To make Vada Curry, firstly the chana dal and rice need to be soaked together for a few hours.
To begin the process, the soaked rice and dal need to be ground together into a coarse paste. Next, the ingredients such as medium chopped onions, finely chopped green chillies, chopped ginger, saunf, salt, and curry leaves need to be added to the coarse mixture. Now, you need to make small, round vadas and deep fry them in batches in heated oil until they turn nice and golden brown. Make sure to fry them on medium heat and not high heat or only the outer layer will get cooked, leave the inner mixture uncooked.
Keep the vadas aside.
To make the curry, add green chillies, onion, cloves, and cinnamon to heated oil before adding onions and frying them. Ginger garlic paste goes in next, which needs to be fried until the raw smell disappears. make small round vadas and deep-fry.

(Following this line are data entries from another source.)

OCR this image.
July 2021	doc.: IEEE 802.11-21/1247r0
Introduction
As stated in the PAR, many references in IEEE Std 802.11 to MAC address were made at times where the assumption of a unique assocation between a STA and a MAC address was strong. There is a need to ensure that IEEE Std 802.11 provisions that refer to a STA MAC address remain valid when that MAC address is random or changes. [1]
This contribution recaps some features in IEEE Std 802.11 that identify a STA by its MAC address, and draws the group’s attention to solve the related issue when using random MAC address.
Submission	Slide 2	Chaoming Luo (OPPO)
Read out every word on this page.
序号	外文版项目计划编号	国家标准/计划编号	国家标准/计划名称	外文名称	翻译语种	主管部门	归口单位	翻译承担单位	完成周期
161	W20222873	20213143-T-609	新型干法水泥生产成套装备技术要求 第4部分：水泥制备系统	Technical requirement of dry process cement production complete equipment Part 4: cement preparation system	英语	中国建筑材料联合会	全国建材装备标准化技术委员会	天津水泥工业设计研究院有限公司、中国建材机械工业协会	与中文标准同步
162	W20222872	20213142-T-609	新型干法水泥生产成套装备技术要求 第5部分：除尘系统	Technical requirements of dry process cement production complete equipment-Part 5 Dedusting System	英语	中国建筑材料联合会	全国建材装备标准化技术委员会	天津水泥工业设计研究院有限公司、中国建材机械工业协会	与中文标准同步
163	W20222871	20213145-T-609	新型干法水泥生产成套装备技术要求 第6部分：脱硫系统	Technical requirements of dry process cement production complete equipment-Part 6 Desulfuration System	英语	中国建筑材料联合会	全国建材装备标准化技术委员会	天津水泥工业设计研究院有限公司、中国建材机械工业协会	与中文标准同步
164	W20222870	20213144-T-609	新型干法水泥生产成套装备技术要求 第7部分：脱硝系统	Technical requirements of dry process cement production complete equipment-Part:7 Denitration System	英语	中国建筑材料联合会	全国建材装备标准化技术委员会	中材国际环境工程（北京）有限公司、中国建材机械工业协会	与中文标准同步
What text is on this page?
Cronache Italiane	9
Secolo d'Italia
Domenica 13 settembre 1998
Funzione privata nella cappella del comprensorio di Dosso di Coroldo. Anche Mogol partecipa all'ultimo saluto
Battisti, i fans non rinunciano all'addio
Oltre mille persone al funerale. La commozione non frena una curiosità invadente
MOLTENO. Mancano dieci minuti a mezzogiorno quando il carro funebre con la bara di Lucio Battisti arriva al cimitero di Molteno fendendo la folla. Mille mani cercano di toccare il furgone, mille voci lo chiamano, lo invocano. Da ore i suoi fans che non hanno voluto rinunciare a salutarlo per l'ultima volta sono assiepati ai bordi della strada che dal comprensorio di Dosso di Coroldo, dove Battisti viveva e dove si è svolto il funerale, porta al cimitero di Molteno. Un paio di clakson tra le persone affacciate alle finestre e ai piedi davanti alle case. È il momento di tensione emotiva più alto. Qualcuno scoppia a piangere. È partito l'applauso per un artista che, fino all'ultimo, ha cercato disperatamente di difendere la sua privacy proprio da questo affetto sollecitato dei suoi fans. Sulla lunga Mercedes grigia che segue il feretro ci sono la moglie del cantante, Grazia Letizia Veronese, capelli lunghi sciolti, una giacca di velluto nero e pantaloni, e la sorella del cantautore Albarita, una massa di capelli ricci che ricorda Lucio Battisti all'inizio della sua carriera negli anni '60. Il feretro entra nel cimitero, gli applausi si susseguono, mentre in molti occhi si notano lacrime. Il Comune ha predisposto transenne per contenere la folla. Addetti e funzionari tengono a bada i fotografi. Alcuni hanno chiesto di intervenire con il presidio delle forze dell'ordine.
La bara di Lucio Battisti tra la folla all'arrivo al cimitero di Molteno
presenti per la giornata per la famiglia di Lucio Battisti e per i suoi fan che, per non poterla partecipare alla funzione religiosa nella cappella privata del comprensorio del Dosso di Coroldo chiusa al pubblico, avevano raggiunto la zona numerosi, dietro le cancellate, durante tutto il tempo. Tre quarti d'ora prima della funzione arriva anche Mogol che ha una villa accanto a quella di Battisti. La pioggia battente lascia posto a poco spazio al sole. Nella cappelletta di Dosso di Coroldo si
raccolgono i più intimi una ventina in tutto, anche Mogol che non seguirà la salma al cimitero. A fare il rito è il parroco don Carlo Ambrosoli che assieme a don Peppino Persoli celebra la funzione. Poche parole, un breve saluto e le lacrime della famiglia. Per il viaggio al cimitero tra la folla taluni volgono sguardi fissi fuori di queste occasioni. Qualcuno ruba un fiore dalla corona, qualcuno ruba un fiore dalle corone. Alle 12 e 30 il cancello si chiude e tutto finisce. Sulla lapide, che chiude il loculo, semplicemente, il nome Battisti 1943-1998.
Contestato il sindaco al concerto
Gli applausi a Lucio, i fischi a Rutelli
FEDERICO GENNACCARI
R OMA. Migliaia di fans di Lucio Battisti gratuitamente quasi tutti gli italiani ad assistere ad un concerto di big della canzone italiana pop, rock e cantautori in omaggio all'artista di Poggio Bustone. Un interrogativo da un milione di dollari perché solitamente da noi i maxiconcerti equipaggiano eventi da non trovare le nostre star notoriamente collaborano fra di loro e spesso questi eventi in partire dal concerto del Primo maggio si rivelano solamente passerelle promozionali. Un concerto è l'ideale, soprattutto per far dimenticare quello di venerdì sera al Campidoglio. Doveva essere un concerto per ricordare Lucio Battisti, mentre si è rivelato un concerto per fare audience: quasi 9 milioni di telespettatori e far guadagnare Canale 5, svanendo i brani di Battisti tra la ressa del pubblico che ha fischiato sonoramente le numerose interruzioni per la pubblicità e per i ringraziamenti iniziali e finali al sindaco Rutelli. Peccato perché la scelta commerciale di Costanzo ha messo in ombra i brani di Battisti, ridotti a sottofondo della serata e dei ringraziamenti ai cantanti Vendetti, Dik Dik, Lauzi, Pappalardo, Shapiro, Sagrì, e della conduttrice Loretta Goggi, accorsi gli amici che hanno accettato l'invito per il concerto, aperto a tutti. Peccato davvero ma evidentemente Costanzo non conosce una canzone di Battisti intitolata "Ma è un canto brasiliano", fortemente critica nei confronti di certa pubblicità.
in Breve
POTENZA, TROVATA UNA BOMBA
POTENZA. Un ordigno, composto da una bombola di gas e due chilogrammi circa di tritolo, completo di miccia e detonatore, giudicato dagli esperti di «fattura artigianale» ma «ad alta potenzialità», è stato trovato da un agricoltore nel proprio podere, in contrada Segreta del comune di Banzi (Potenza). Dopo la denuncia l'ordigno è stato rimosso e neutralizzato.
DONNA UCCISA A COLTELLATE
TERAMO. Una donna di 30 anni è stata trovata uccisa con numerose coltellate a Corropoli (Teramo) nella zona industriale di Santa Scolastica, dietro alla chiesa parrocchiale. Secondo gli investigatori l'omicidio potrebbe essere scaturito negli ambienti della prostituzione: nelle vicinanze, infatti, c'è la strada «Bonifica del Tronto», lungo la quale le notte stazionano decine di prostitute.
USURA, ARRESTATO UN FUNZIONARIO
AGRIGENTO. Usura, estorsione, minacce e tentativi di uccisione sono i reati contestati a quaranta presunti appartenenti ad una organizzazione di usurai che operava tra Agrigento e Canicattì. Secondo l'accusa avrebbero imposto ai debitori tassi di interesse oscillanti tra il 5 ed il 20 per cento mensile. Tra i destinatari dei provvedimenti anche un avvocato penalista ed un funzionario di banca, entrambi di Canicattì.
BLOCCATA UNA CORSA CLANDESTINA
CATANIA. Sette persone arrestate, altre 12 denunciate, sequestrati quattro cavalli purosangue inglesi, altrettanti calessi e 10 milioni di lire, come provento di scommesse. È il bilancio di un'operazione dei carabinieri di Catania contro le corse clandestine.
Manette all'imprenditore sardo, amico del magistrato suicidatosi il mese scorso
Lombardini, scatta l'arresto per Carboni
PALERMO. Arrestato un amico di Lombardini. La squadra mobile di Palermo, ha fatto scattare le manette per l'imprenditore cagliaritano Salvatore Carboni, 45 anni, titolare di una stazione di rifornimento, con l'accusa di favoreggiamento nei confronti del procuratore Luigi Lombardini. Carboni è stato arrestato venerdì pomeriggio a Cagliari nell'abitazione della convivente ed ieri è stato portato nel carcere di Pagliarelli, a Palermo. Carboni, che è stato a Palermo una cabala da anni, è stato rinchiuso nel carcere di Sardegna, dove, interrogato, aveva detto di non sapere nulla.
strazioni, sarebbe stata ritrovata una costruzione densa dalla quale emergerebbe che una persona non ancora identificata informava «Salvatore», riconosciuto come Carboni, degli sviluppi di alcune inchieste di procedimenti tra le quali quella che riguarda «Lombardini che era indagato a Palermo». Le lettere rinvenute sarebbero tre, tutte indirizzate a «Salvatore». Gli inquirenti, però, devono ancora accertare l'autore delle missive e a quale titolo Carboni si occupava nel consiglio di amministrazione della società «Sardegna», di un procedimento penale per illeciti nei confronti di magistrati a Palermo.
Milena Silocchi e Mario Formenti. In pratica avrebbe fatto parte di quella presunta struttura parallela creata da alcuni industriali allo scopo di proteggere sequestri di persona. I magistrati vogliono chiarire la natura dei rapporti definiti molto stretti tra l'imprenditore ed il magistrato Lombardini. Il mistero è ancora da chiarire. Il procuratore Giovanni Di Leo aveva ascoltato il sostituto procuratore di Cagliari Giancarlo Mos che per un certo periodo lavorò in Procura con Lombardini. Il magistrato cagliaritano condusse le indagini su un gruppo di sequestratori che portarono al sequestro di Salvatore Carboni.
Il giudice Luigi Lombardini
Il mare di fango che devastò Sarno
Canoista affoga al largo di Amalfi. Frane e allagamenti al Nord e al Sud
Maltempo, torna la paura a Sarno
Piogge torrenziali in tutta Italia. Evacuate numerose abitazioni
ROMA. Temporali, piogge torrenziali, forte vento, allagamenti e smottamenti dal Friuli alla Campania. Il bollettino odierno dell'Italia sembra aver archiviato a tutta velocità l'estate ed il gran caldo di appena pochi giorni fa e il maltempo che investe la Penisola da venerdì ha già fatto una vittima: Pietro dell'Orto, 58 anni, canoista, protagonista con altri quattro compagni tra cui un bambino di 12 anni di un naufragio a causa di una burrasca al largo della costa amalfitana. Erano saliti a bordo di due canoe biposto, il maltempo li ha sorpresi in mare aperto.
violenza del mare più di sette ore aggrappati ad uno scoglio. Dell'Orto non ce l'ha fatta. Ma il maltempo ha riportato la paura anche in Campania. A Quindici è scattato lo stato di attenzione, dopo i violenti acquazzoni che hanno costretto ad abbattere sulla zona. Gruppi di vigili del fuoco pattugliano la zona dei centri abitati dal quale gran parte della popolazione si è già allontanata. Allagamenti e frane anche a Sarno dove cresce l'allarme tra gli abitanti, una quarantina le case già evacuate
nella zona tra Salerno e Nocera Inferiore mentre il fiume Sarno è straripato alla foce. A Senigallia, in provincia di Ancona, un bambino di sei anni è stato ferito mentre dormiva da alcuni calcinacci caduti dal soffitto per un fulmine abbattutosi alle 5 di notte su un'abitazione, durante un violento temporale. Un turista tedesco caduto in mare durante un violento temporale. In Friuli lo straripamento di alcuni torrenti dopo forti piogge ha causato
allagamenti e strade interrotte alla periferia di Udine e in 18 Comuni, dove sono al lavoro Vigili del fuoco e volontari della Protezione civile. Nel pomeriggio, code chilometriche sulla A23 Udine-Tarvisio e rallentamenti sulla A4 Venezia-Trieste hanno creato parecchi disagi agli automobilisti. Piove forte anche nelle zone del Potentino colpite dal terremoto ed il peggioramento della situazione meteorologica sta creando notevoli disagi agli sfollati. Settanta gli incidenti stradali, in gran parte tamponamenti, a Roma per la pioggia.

Now, add the garam masala, red chilli powder, haldi, jeera powder, and dhaniya powder to be fried for 1 minute. The tomato pieces go in next which need to be cooked until the pieces become soft, so for about 2 minutes. Salt, 50 ml water, and coconut milk goes in next, which needs to be simmered until the gravy begins to boil. This is the time to add the vadas and allow the mixture to simmer further for about 3-4 minutes.
Once the gravy becomes thick and the vadas have absorbed the gravy’s rich taste, remove from the heat and garnish with chopped coriander leaves. Enjoy Vada Curry with idlis, dosas and rice.